You should also pay attention to the organization of your server network. Keeping servers in the same data center works fine, but putting them on the same rack and switch is far better. High speed and stability of the connection between your servers fix a lot of problems. For bare metal providers, this service is called colocation.

Architecture Deployment

As you know, the Kubernetes cluster consists of control and data planes. Let’s focus on the data plane nodes:

Data application nodes collect data for ML applications. Master Data is storage where data application pods upload prepared data. If the entire dataset is placed into local node storage, it is recommended to fully replicate the data to all the nodes. This significantly reduces the number of failures and network load when ML application pods read the data. ClickHouse and/or MinIO can be used as Master Data.
You can use colocation and connect an entire rack to a single fast 10GE switch. However, even in this case, it is important to group the prepared data properly. Then you will be able to use one of the binary storage formats and avoid overhead expenses for scraping.
Models and related functions run on ML application nodes. They perform inference and record the results. Result storage nodes must be able to take in data analysis results, evaluate them and provide access to them externally. You can use ClickHouse and/or MinIO as a Data Master.
You can write your own scheduler using Kubernetes API or use built-in, Dagster, Airflow, and other schedulers. During the implementation, it is important to control the number of records in etcd for pods. Filled application pods need to be cleaned now and then, otherwise, etcd will become overfilled and the cluster will die.
Load sharing across multiple nodes. When ML applications run, resources are used to their fullest, and this is a typical situation. It is important to always have free resources for system services. An exception is environments for dev testing: they can be located in a single node for cost saving.
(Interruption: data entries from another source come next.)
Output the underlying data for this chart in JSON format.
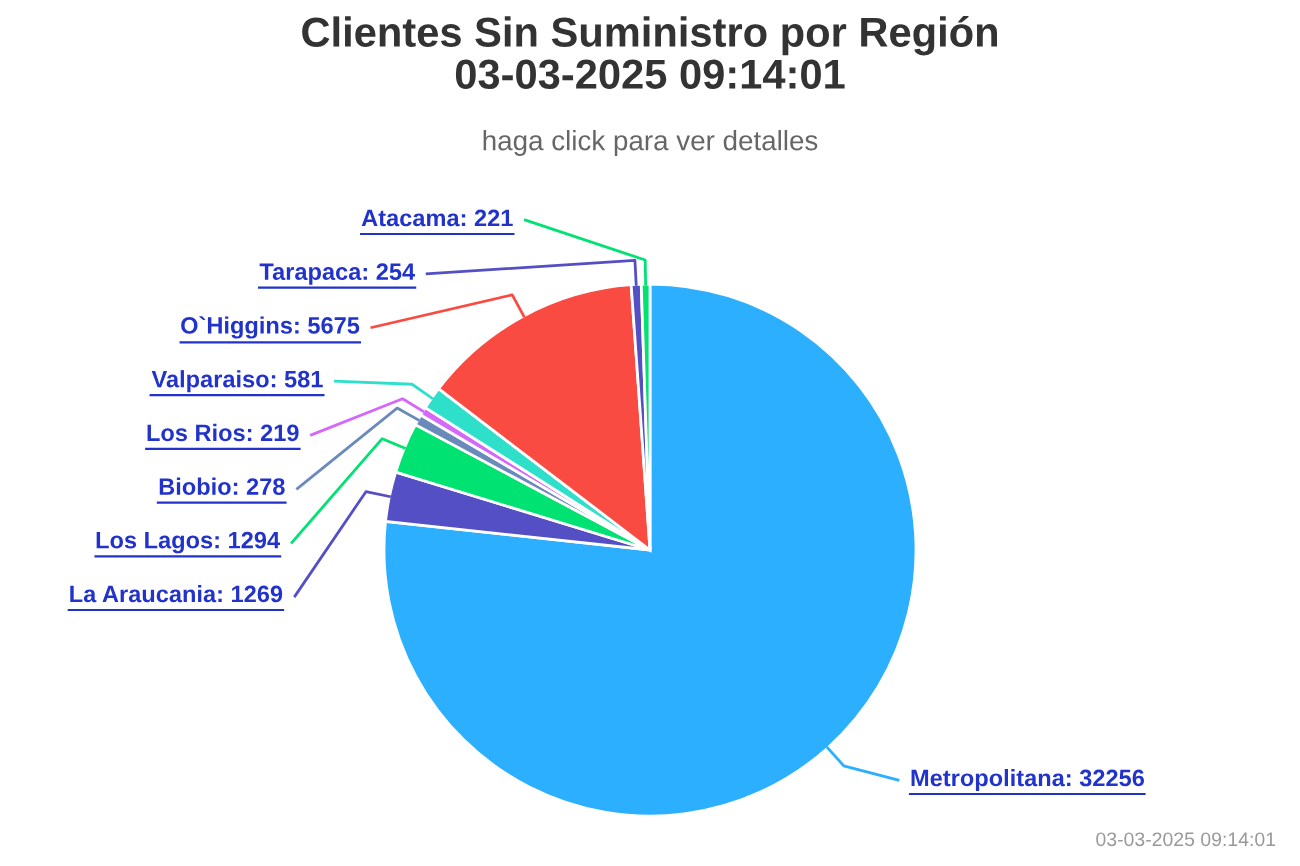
{
  "chart_data": {
    "type": "pie",
    "title": "Clientes Sin Suministro por Región\n03-03-2025 09:14:01",
    "subtitle": "haga click para ver detalles",
    "categories": [
      "Metropolitana: 32256",
      "La Araucania: 1269",
      "Los Lagos: 1294",
      "Biobio: 278",
      "Los Rios: 219",
      "Valparaiso: 581",
      "O`Higgins: 5675",
      "Tarapaca: 254",
      "Atacama: 221"
    ],
    "values": [
      32256,
      1269,
      1294,
      278,
      219,
      581,
      5675,
      254,
      221
    ],
    "colors": [
      "#2caffe",
      "#544fc5",
      "#00e272",
      "#6b8abc",
      "#d568fb",
      "#2ee0ca",
      "#fa4b42",
      "#544fc5",
      "#00e272"
    ],
    "annotations": [
      "03-03-2025 09:14:01"
    ]
  }
}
Backup and Monitoring subsystems should be in a separate space that does not depend on your Data and ML subsystems. It is important that it includes the creation of a set of backups at different points in time and their testing to manage sudden failures, as part of scheduled drills.
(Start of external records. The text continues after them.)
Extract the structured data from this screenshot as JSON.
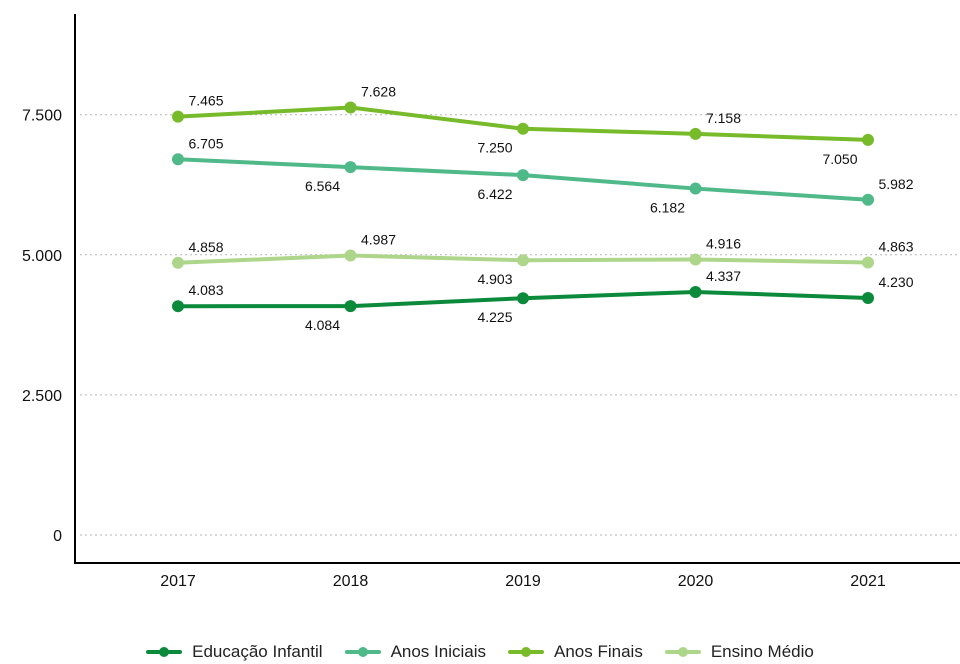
{
  "chart_data": {
    "type": "line",
    "title": "",
    "xlabel": "",
    "ylabel": "",
    "categories": [
      "2017",
      "2018",
      "2019",
      "2020",
      "2021"
    ],
    "ylim": [
      0,
      9000
    ],
    "yticks": [
      0,
      2500,
      5000,
      7500
    ],
    "ytick_labels": [
      "0",
      "2.500",
      "5.000",
      "7.500"
    ],
    "grid": "horizontal dotted",
    "legend_position": "bottom",
    "series": [
      {
        "name": "Educação Infantil",
        "color": "#0a8a3a",
        "values": [
          4083,
          4084,
          4225,
          4337,
          4230
        ],
        "labels": [
          "4.083",
          "4.084",
          "4.225",
          "4.337",
          "4.230"
        ],
        "label_pos": [
          "above",
          "below",
          "below",
          "above",
          "above"
        ]
      },
      {
        "name": "Anos Iniciais",
        "color": "#4fb98a",
        "values": [
          6705,
          6564,
          6422,
          6182,
          5982
        ],
        "labels": [
          "6.705",
          "6.564",
          "6.422",
          "6.182",
          "5.982"
        ],
        "label_pos": [
          "above",
          "below",
          "below",
          "below",
          "above"
        ]
      },
      {
        "name": "Anos Finais",
        "color": "#77bb2a",
        "values": [
          7465,
          7628,
          7250,
          7158,
          7050
        ],
        "labels": [
          "7.465",
          "7.628",
          "7.250",
          "7.158",
          "7.050"
        ],
        "label_pos": [
          "above",
          "above",
          "below",
          "above",
          "below"
        ]
      },
      {
        "name": "Ensino Médio",
        "color": "#aed68a",
        "values": [
          4858,
          4987,
          4903,
          4916,
          4863
        ],
        "labels": [
          "4.858",
          "4.987",
          "4.903",
          "4.916",
          "4.863"
        ],
        "label_pos": [
          "above",
          "above",
          "below",
          "above",
          "above"
        ]
      }
    ]
  }
}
Last but not least are your master nodes that contain the Kubernetes control plane.

Conclusions

If your AI system is in the development phase and does not require constant resource utilization, opting for a cloud provider is a sensible choice. By renting spot and on-demand instances for specific tasks, you can avoid paying for idle resources and potentially save money. However, for AI systems that require continuous cluster utilization and have specific hardware needs, employing a bare metal provider becomes a logical consideration, provided your team has the required expertise.

In terms of disaster recovery and security, cloud providers typically offer robust built-in measures such as data replication, geographic redundancy, and automated backup and recovery solutions. This provides a level of protection against data loss and ensures business continuity in case of unforeseen events. On the other hand, bare metal infrastructure allows for more control over security measures, enabling organizations to implement their own customized security protocols and maintain direct control over data privacy and compliance. However, this also means that the responsibility for implementing and managing disaster recovery and security measures falls solely on the internal SRE.